An automated time and attendance system eliminates the time clock and instead uses a bar code scanner, pin number pad, or an even more technologically advanced system such as a biometric scanner. When using a bar code scanner, employees have I.D. cards and swipe the card. A pin number pad allows employees to enter their individually assigned pin number as identification. A biometric scanner works by scanning an employee’s finger, hand, or eye; the device immediately identifies them. Any of these three methods connect the identification device to a computer that in turn sends the work-hours information to a database interfacing with a software payroll program.

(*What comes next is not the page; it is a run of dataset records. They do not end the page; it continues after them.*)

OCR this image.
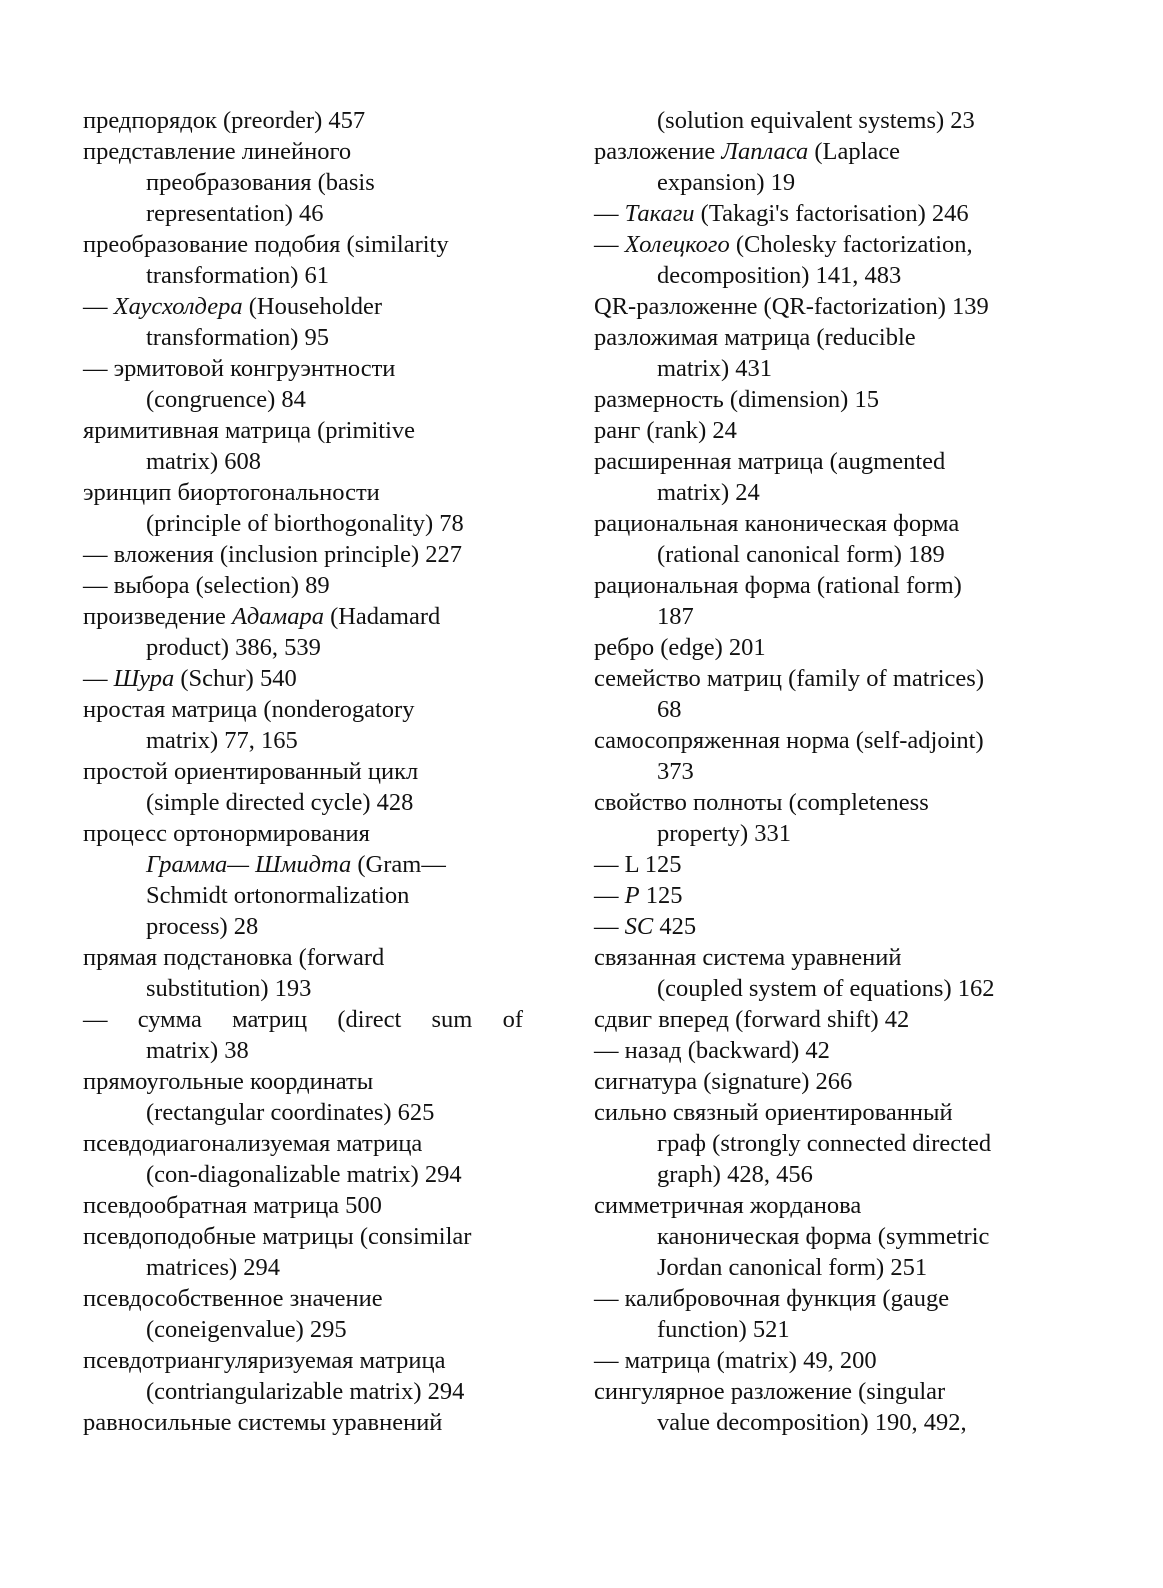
предпорядок (preorder) 457
представление линейного
преобразования (basis
representation) 46
преобразование подобия (similarity
transformation) 61
— Хаусхолдера (Householder
transformation) 95
— эрмитовой конгруэнтности
(congruence) 84
яримитивная матрица (primitive
matrix) 608
эринцип биортогональности
(principle of biorthogonality) 78
— вложения (inclusion principle) 227
— выбора (selection) 89
произведение Адамара (Hadamard
product) 386, 539
— Шура (Schur) 540
нростая матрица (nonderogatory
matrix) 77, 165
простой ориентированный цикл
(simple directed cycle) 428
процесс ортонормирования
Грамма— Шмидта (Gram—
Schmidt ortonormalization
process) 28
прямая подстановка (forward
substitution) 193
— сумма матриц (direct sum of
matrix) 38
прямоугольные координаты
(rectangular coordinates) 625
псевдодиагонализуемая матрица
(con-diagonalizable matrix) 294
псевдообратная матрица 500
псевдоподобные матрицы (consimilar
matrices) 294
псевдособственное значение
(coneigenvalue) 295
псевдотриангуляризуемая матрица
(contriangularizable matrix) 294
равносильные системы уравнений
(solution equivalent systems) 23
разложение Лапласа (Laplace
expansion) 19
— Такаги (Takagi's factorisation) 246
— Холецкого (Cholesky factorization,
decomposition) 141, 483
QR-разложенне (QR-factorization) 139
разложимая матрица (reducible
matrix) 431
размерность (dimension) 15
ранг (rank) 24
расширенная матрица (augmented
matrix) 24
рациональная каноническая форма
(rational canonical form) 189
рациональная форма (rational form)
187
ребро (edge) 201
семейство матриц (family of matrices)
68
самосопряженная норма (self-adjoint)
373
свойство полноты (completeness
property) 331
— L 125
— P 125
— SC 425
связанная система уравнений
(coupled system of equations) 162
сдвиг вперед (forward shift) 42
— назад (backward) 42
сигнатура (signature) 266
сильно связный ориентированный
граф (strongly connected directed
graph) 428, 456
симметричная жорданова
каноническая форма (symmetric
Jordan canonical form) 251
— калибровочная функция (gauge
function) 521
— матрица (matrix) 49, 200
сингулярное разложение (singular
value decomposition) 190, 492,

An automated system tabulates work times immediately, accurately, and in a matter of seconds. The system eliminates the cumulative hours spent by employees and managers collecting time cards, figuring out hours, and filling in time sheets. It reduces company costs spent on paper punch cards. Company executives can instantly generate reports about absenteeism or lateness, analyze overtime, and create schedules that best utilize employee work time, thereby increasing productivity. Time and attendance systems integrated with payroll systems to supply accurate employee-hours information seamlessly, without the human error factor that runs up costs.
Eliminate employee time theft
A common practice when using manual time cards is to round off figures. With extra minutes here and there as employees punch in and out for breaks and lunch, supervisors may decide to subtract or add a few minutes to make calculations easier and arrive at whole figures. A 23 minute break may be reported as a 20 minute break, which also keeps the employee and supervisor out of trouble for a slightly overlong break. However, over time this practice can add up to a difference of thousands of extra payroll dollars, a tremendous expense for an employer.
• Using an automated time and attendance system;
• Whenever possible, reducing the use of checks and substituting direct deposit or pay cards, as checks are more commonly subject to fraud;
• Running thorough background checks (criminal, credit, alias searches, previous employment, education credentials, Social Security verification, etc.) before hiring payroll specialists;
• Securing access to payroll information by requiring computer login, minimizing the number of employees with login access, and requiring secure storage and/or shredding of printed documents;
• Setting up an Automated Clearing House (ACH) filter with the bank for electronic payments, which allows banks to monitor vendor debits.
If you are using a manual time and attendance system, consider replacing it with an automated system and using an experienced and reputable outside payroll service.